Au milieu du mois d'octobre 2025, le musée du Louvre, le musée le plus visité au monde, a été le théâtre d'un des vols les plus audacieux des dernières décennies. Durant la matinée d'un dimanche, alors que le musée était ouvert au public, un groupe de malfaiteurs a réussi, en moins de sept minutes, à pénétrer dans la Galerie d'Apollon, à briser les vitrines et à dérober les joyaux de la couronne de la monarchie française, pour une valeur estimée à environ 88 millions d'euros. Selon The Guardian, les auteurs du vol étaient probablement de simples "voleurs".

Selon Reuters, les voleurs sont arrivés au musée à bord d'un camion de livraison volé, équipé d'une nacelle qui leur a permis d'atteindre une fenêtre située au premier étage. Ils ont ensuite pénétré dans la salle, normalement protégée par un système de sécurité de pointe, et ont brisé les vitrines en quelques minutes. Les caméras, cependant, n'ont pas réussi à capturer suffisamment de détails à ce moment-là : certaines étaient obsolètes et la connexion au centre de contrôle ne fonctionnait pas, selon Le Monde.
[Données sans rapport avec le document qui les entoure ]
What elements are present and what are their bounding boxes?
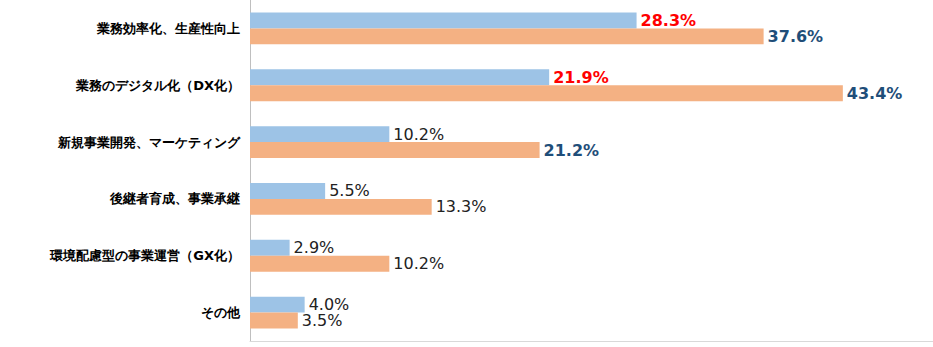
- svg-text:21.2%: 21.2%: [544, 141, 600, 160]
- svg-text:その他: その他: [201, 305, 241, 320]
- svg-text:業務のデジタル化（DX化）: 業務のデジタル化（DX化）: [75, 78, 240, 93]
- svg-text:後継者育成、事業承継: 後継者育成、事業承継: [109, 191, 240, 206]
- svg-text:3.5%: 3.5%: [302, 311, 343, 330]
- svg-text:28.3%: 28.3%: [641, 11, 697, 30]
- svg-text:13.3%: 13.3%: [436, 197, 487, 216]
- svg-text:環境配慮型の事業運営（GX化）: 環境配慮型の事業運営（GX化）: [49, 248, 240, 263]
- svg-text:10.2%: 10.2%: [393, 125, 444, 144]
- svg-text:2.9%: 2.9%: [294, 238, 335, 257]
- svg-text:37.6%: 37.6%: [768, 27, 824, 46]
- svg-text:43.4%: 43.4%: [847, 84, 903, 103]
- svg-text:4.0%: 4.0%: [308, 295, 350, 315]
- svg-text:21.9%: 21.9%: [553, 68, 609, 87]
- svg-text:業務効率化、生産性向上: 業務効率化、生産性向上: [96, 21, 240, 36]
- svg-text:10.2%: 10.2%: [393, 254, 444, 273]
- svg-text:5.5%: 5.5%: [329, 181, 370, 200]
- svg-text:新規事業開発、マーケティング: 新規事業開発、マーケティング: [57, 135, 241, 150]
Après leur fuite à scooter, ils ont disparu dans les rues de Paris, avant même l'arrivée de la police.

La procureure de Paris, Laure Beccuau, a déclaré à Franceinfo et The Guardian que, selon les premières investigations, il ne s'agissait pas d'un acte commis par un gang criminel organisé, comme on l'avait initialement pensé, mais plutôt de l'œuvre de "délinquants ordinaires". Deux des personnes inculpées sont un couple avec deux enfants, originaires du quartier de Seine-Saint-Denis, l'un des départements les plus pauvres de France. "Ce n'est ni une criminalité banale quotidienne, ni une opération sophistiquée de type crime de la mafia", a-t-elle déclaré.
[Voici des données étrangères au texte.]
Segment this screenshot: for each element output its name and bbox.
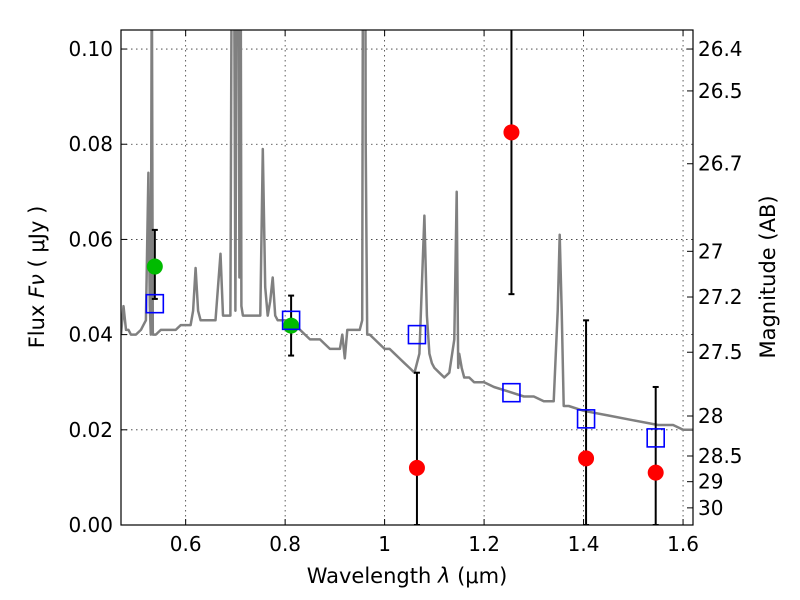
model-square-point	[646, 428, 665, 448]
red-data-point	[503, 124, 520, 141]
right-tick-label: 28	[698, 404, 723, 428]
y-tick-label: 0.00	[68, 513, 113, 537]
x-tick-label: 1.6	[667, 532, 699, 556]
x-tick-label: 1.2	[468, 532, 500, 556]
model-square-point	[576, 409, 596, 429]
right-tick-label: 29	[698, 470, 723, 494]
x-tick-label: 1	[378, 532, 391, 556]
plot-area	[121, 30, 693, 525]
x-tick-label: 0.6	[170, 532, 202, 556]
right-axis-label: Magnitude (AB)	[756, 195, 780, 358]
right-tick-label: 26.5	[698, 79, 743, 103]
right-tick-label: 28.5	[698, 444, 743, 468]
y-tick-label: 0.08	[68, 132, 113, 156]
model-square-point	[145, 293, 165, 314]
model-square-point	[281, 310, 301, 331]
y-tick-label: 0.06	[68, 227, 113, 251]
model-square-point	[502, 382, 521, 403]
model-square-point	[407, 324, 427, 345]
right-tick-label: 27.5	[698, 340, 743, 364]
y-axis-label: Flux Fν ( μJy )	[25, 206, 49, 349]
green-data-point	[146, 258, 163, 275]
right-tick-label: 27.2	[698, 285, 743, 309]
y-tick-label: 0.10	[68, 37, 113, 61]
grid-lines	[121, 30, 693, 525]
right-tick-label: 26.7	[698, 152, 743, 176]
x-tick-label: 1.4	[568, 532, 600, 556]
x-tick-label: 0.8	[269, 532, 301, 556]
red-data-point	[408, 459, 425, 476]
right-tick-label: 26.4	[698, 37, 743, 61]
red-data-point	[647, 464, 664, 481]
right-tick-label: 30	[698, 496, 723, 520]
plot-frame	[120, 29, 694, 526]
right-tick-label: 27	[698, 239, 723, 263]
y-tick-label: 0.02	[68, 418, 113, 442]
spectrum-line	[121, 30, 693, 432]
y-tick-label: 0.04	[68, 323, 113, 347]
axis-ticks: 0.6 0.8 1 1.2 1.4 1.6 0.00 0.02 0.04 0.06 0.08 0.10…	[68, 30, 743, 556]
green-data-point	[283, 317, 300, 334]
x-axis-label: Wavelength λ (μm)	[307, 564, 508, 588]
red-data-point	[578, 450, 595, 467]
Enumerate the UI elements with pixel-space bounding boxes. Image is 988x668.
Selon AP News et France 24, quatre personnes ont été inculpées jusqu'à présent. Outre le couple mentionné, la police a également arrêté un Algérien de 34 ans, résidant en France depuis 2010, et un Français de 39 ans, déjà connu pour des vols. Les deux hommes ont partiellement avoué leur participation. Les enquêteurs examinent les traces d'ADN retrouvées sur la nacelle, sur les gants et sur d'autres objets laissés par les auteurs du vol. Le Monde a rapporté que les voleurs avaient laissé tomber l'un des objets les plus précieux volés : la couronne de l'impératrice Eugénie, ornée de saphirs et de diamants. Elle a été retrouvée endommagée près du musée, ce qui a renforcé l'hypothèse qu'il s'agissait d'un acte impulsif, et non d'une opération soigneusement planifiée.
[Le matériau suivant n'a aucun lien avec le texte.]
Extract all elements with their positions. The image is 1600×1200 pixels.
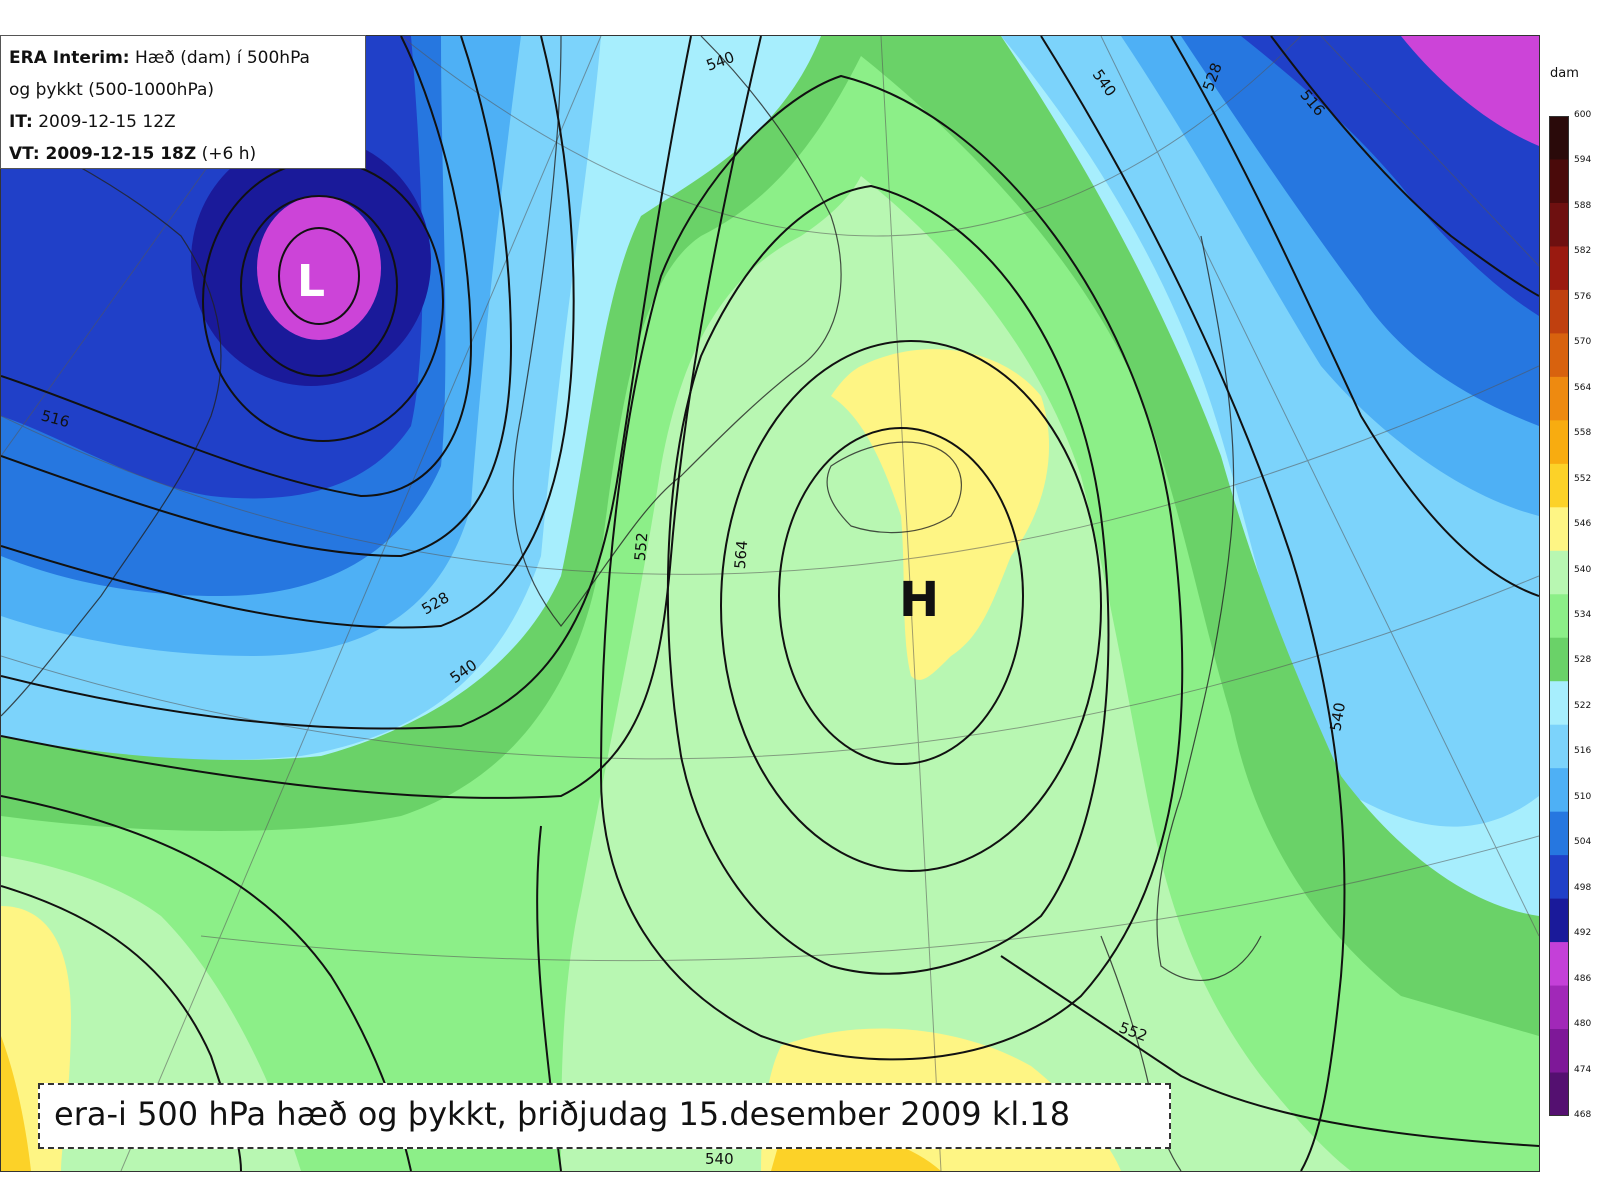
contour-528: [1, 36, 575, 629]
contour-high-2: [720, 340, 1102, 872]
colorbar-swatch: [1549, 855, 1569, 900]
band-540: [561, 176, 1351, 1171]
colorbar-tick-label: 468: [1574, 1110, 1592, 1120]
colorbar-tick-label: 534: [1574, 610, 1592, 620]
colorbar-swatch: [1549, 1072, 1569, 1116]
colorbar-tick-label: 558: [1574, 428, 1592, 439]
info-line-1: ERA Interim: Hæð (dam) í 500hPa: [9, 48, 310, 68]
colorbar-swatch: [1549, 202, 1569, 247]
greenland-coast: [512, 36, 842, 627]
colorbar-unit: dam: [1550, 66, 1579, 81]
colorbar-swatch: [1549, 333, 1569, 378]
contour-low-2: [240, 195, 398, 377]
contour-522: [1, 36, 513, 558]
colorbar-swatch: [1549, 681, 1569, 726]
colorbar-swatch: [1549, 637, 1569, 682]
colorbar-tick-label: 510: [1574, 791, 1592, 802]
colorbar-tick-label: 594: [1574, 155, 1592, 166]
caption-text: era-i 500 hPa hæð og þykkt, þriðjudag 15…: [54, 1095, 1071, 1133]
contour-552: [1, 36, 762, 799]
contour-540-e: [1040, 36, 1346, 1171]
contour-516: [1, 36, 473, 498]
contour-552-s: [1000, 955, 1539, 1147]
colorbar-tick-label: 582: [1574, 246, 1592, 257]
colorbar-tick-label: 540: [1574, 564, 1592, 575]
colorbar-tick-label: 480: [1574, 1019, 1592, 1030]
colorbar-tick-label: 504: [1574, 837, 1592, 848]
band-486-east: [1401, 36, 1539, 146]
colorbar-tick-label: 588: [1574, 200, 1592, 211]
contour-558: [599, 74, 1184, 1061]
contour-540-w: [1, 36, 692, 730]
colorbar-tick-label: 552: [1574, 473, 1592, 484]
colorbar-swatch: [1549, 420, 1569, 465]
colorbar-swatch: [1549, 898, 1569, 943]
contour-564: [666, 184, 1110, 975]
contour-label: 564: [731, 540, 751, 570]
colorbar-tick-label: 492: [1574, 928, 1592, 939]
contour-516-e: [1270, 36, 1539, 297]
contour-528-e: [1170, 36, 1539, 597]
colorbar-swatch: [1549, 811, 1569, 856]
colorbar-swatch: [1549, 550, 1569, 595]
colorbar-tick-label: 528: [1574, 655, 1592, 666]
map-panel: 540 528 516 540 516 528 540 552 564 540 …: [0, 35, 1540, 1172]
band-546-high: [831, 349, 1050, 680]
info-line-3: IT: 2009-12-15 12Z: [9, 112, 176, 132]
colorbar-tick-label: 600: [1574, 110, 1592, 120]
colorbar-swatch: [1549, 116, 1569, 160]
colorbar-tick-label: 570: [1574, 337, 1592, 348]
low-core: [257, 196, 381, 340]
colorbar-swatch: [1549, 289, 1569, 334]
contour-low-inner: [278, 227, 360, 325]
colorbar-tick-label: 498: [1574, 882, 1592, 893]
band-552-sw: [1, 1036, 31, 1171]
colorbar-tick-label: 546: [1574, 519, 1592, 530]
info-line-4: VT: 2009-12-15 18Z (+6 h): [9, 144, 257, 164]
colorbar-tick-label: 486: [1574, 973, 1592, 984]
colorbar-swatch: [1549, 594, 1569, 639]
high-label: H: [899, 572, 939, 628]
colorbar-swatch: [1549, 985, 1569, 1030]
iceland-coast: [826, 441, 962, 534]
colorbar-swatch: [1549, 463, 1569, 508]
contour-label: 540: [1326, 701, 1349, 732]
colorbar-tick-label: 564: [1574, 382, 1592, 393]
colorbar: [1549, 116, 1569, 1116]
low-label: L: [297, 256, 325, 307]
canada-coast: [1, 125, 222, 717]
colorbar-tick-label: 516: [1574, 746, 1592, 757]
caption-box: era-i 500 hPa hæð og þykkt, þriðjudag 15…: [38, 1083, 1171, 1149]
colorbar-swatch: [1549, 376, 1569, 421]
graticule: [1, 36, 1539, 1171]
colorbar-swatch: [1549, 507, 1569, 552]
info-box: ERA Interim: Hæð (dam) í 500hPa og þykkt…: [0, 35, 366, 169]
colorbar-tick-label: 522: [1574, 700, 1592, 711]
colorbar-tick-label: 474: [1574, 1064, 1592, 1075]
colorbar-swatch: [1549, 159, 1569, 204]
thickness-map: 540 528 516 540 516 528 540 552 564 540 …: [1, 36, 1539, 1171]
colorbar-swatch: [1549, 768, 1569, 813]
info-line-2: og þykkt (500-1000hPa): [9, 80, 214, 100]
scandinavia-coast: [1156, 235, 1262, 982]
contour-high-inner: [778, 427, 1024, 765]
colorbar-swatch: [1549, 1029, 1569, 1074]
coastlines: [1, 36, 1262, 1171]
colorbar-swatch: [1549, 246, 1569, 291]
colorbar-swatch: [1549, 724, 1569, 769]
colorbar-tick-label: 576: [1574, 291, 1592, 302]
contour-label: 540: [705, 1150, 734, 1168]
height-contours: [1, 36, 1539, 1171]
colorbar-swatch: [1549, 942, 1569, 987]
contour-label: 552: [631, 532, 651, 562]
Parmi les objets disparus, il y avait des joyaux d'une valeur historique inestimable, tels que le collier de saphirs que Napoléon Ier avait offert à sa seconde épouse, Marie Louise, ou le diadème orné de plus de deux mille diamants, qui appartenait autrefois à l'impératrice Eugénie, épouse de Napoléon III, rappelle Euronews. Ces pièces sont cependant tellement uniques qu'il est pratiquement impossible de les vendre. Comme l'a souligné Beccuau pour Sky News, "quiconque tenterait de monnayer ces bijoux attirerait immédiatement l'attention". La police étudie donc la possibilité qu'ils aient été démontés, que les pierres aient été taillées ou qu'ils aient été utilisés pour blanchir de l'argent.

Le vol a suscité un débat passionné en France sur la sécurité des institutions culturelles. France 24 rappelle que un incident similaire s'était produit en 1911, lorsque la Joconde avait été volée au Louvre, et qu'elle n'avait été retrouvée que deux ans plus tard. Cet incident a montré que même les technologies modernes et les dizaines de caméras de surveillance ne garantissent pas la sécurité. Comme le souligne Le Monde, les voleurs n'avaient pas besoin de contacts professionnels ni d'un réseau sophistiqué : il leur suffisait de détermination, de courage et d'un plan bien exécuté.

Bien que quatre personnes aient été incarcérées, au moins l'un des auteurs du vol est toujours en fuite. Les indices concernant les bijoux n'ont pour l'instant mené nulle part, et l'enquête se poursuit. Selon Beccuau, la police "examine tous les marchés possibles où les joyaux pourraient être vendus ou utilisés pour blanchir de l'argent".

Le vol des louvres reste une histoire fascinante de courage, d'erreurs et de paradoxes : un crime à la fois incroyable et peu professionnel. Tant que les joyaux disparus ne seront pas retrouvés, le Louvre rappellera que même le lieu le plus surveillé au monde peut être vulnérable.